L’allégation de l’accumulation économique.

Selon la pensée dominante, l’économie tunisienne serait, irrémédiablement, en train de sortir du sous-développement. Par conséquent, elle s’approche, chaque jour un peu plus, du développement. Une simple question de temps... Pour étayer ses assertions, le pouvoir se prévaut, notamment, des taux de croissance de l’économie : une moyenne annuelle de 5% au cours des 17 dernières années.

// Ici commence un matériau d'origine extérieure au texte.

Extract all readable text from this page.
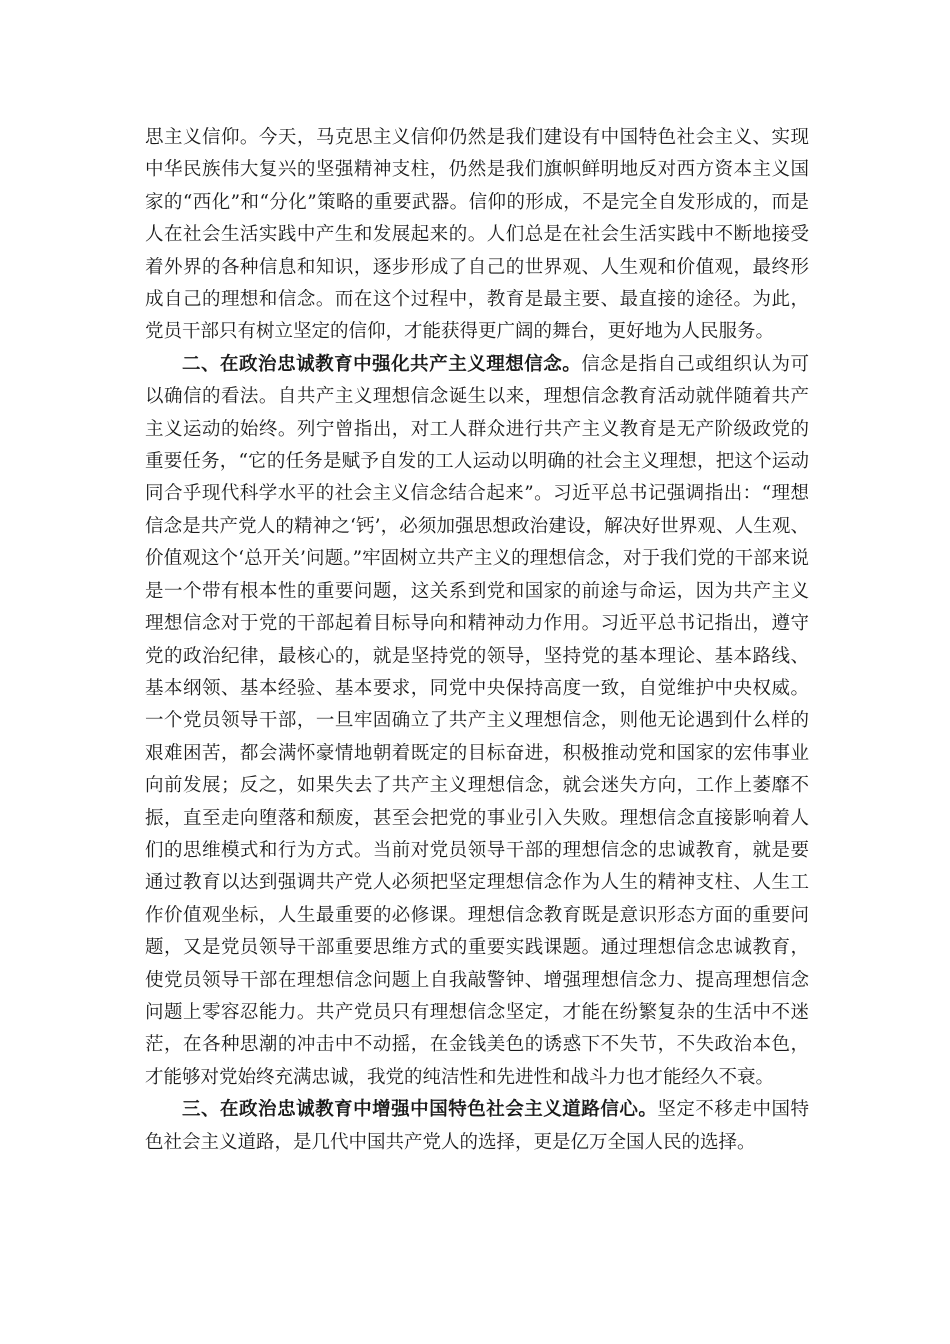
思主义信仰。今天，马克思主义信仰仍然是我们建设有中国特色社会主义、实现中华民族伟大复兴的坚强精神支柱，仍然是我们旗帜鲜明地反对西方资本主义国家的“西化”和“分化”策略的重要武器。信仰的形成，不是完全自发形成的，而是人在社会生活实践中产生和发展起来的。人们总是在社会生活实践中不断地接受着外界的各种信息和知识，逐步形成了自己的世界观、人生观和价值观，最终形成自己的理想和信念。而在这个过程中，教育是最主要、最直接的途径。为此，党员干部只有树立坚定的信仰，才能获得更广阔的舞台，更好地为人民服务。

二、在政治忠诚教育中强化共产主义理想信念。信念是指自己或组织认为可以确信的看法。自共产主义理想信念诞生以来，理想信念教育活动就伴随着共产主义运动的始终。列宁曾指出，对工人群众进行共产主义教育是无产阶级政党的重要任务，“它的任务是赋予自发的工人运动以明确的社会主义理想，把这个运动同合乎现代科学水平的社会主义信念结合起来”。习近平总书记强调指出：“理想信念是共产党人的精神之‘钙’，必须加强思想政治建设，解决好世界观、人生观、价值观这个‘总开关’问题。”牢固树立共产主义的理想信念，对于我们党的干部来说是一个带有根本性的重要问题，这关系到党和国家的前途与命运，因为共产主义理想信念对于党的干部起着目标导向和精神动力作用。习近平总书记指出，遵守党的政治纪律，最核心的，就是坚持党的领导，坚持党的基本理论、基本路线、基本纲领、基本经验、基本要求，同党中央保持高度一致，自觉维护中央权威。一个党员领导干部，一旦牢固确立了共产主义理想信念，则他无论遇到什么样的艰难困苦，都会满怀豪情地朝着既定的目标奋进，积极推动党和国家的宏伟事业向前发展；反之，如果失去了共产主义理想信念，就会迷失方向，工作上萎靡不振，直至走向堕落和颓废，甚至会把党的事业引入失败。理想信念直接影响着人们的思维模式和行为方式。当前对党员领导干部的理想信念的忠诚教育，就是要通过教育以达到强调共产党人必须把坚定理想信念作为人生的精神支柱、人生工作价值观坐标，人生最重要的必修课。理想信念教育既是意识形态方面的重要问题，又是党员领导干部重要思维方式的重要实践课题。通过理想信念忠诚教育，使党员领导干部在理想信念问题上自我敲警钟、增强理想信念力、提高理想信念问题上零容忍能力。共产党员只有理想信念坚定，才能在纷繁复杂的生活中不迷茫，在各种思潮的冲击中不动摇，在金钱美色的诱惑下不失节，不失政治本色，才能够对党始终充满忠诚，我党的纯洁性和先进性和战斗力也才能经久不衰。

三、在政治忠诚教育中增强中国特色社会主义道路信心。坚定不移走中国特色社会主义道路，是几代中国共产党人的选择，更是亿万全国人民的选择。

En fait, la croissance économique remonte plus loin : 50 ans environ, voire beaucoup plus. Mais, ce que ne dit pas la pensée dominante c’est que cette croissance ne bénéficie, en réalité, qu’à une minorité d’acteurs (surtout étrangers). Alors que de larges secteurs de la société peinent dans le dénuement total.

Ce caractère exclusif de la croissance économique en Tunisie, se perpétue depuis la période coloniale jusqu’à nos jours.

Le capital est donc, le seul réel bénéficiaire de la croissance en Tunisie, tandis que la part qui revient au travail reste en tous points dérisoire. Ainsi, au cours du long règne de Ben Ali, les revenus du capital se sont accrues de 75 points contre une régression du salaire réel moyen, et surtout une perte de pouvoir d’achat de plus de 10 points pour les bas salaires.

Ce n’est donc pas une question de temps, comme le prétend la propagande officielle. En fait, l’économie locale est une véritable passoire. Elle est impropre à une réelle accumulation de richesses pouvant conduire à une transformation qualitative de la société.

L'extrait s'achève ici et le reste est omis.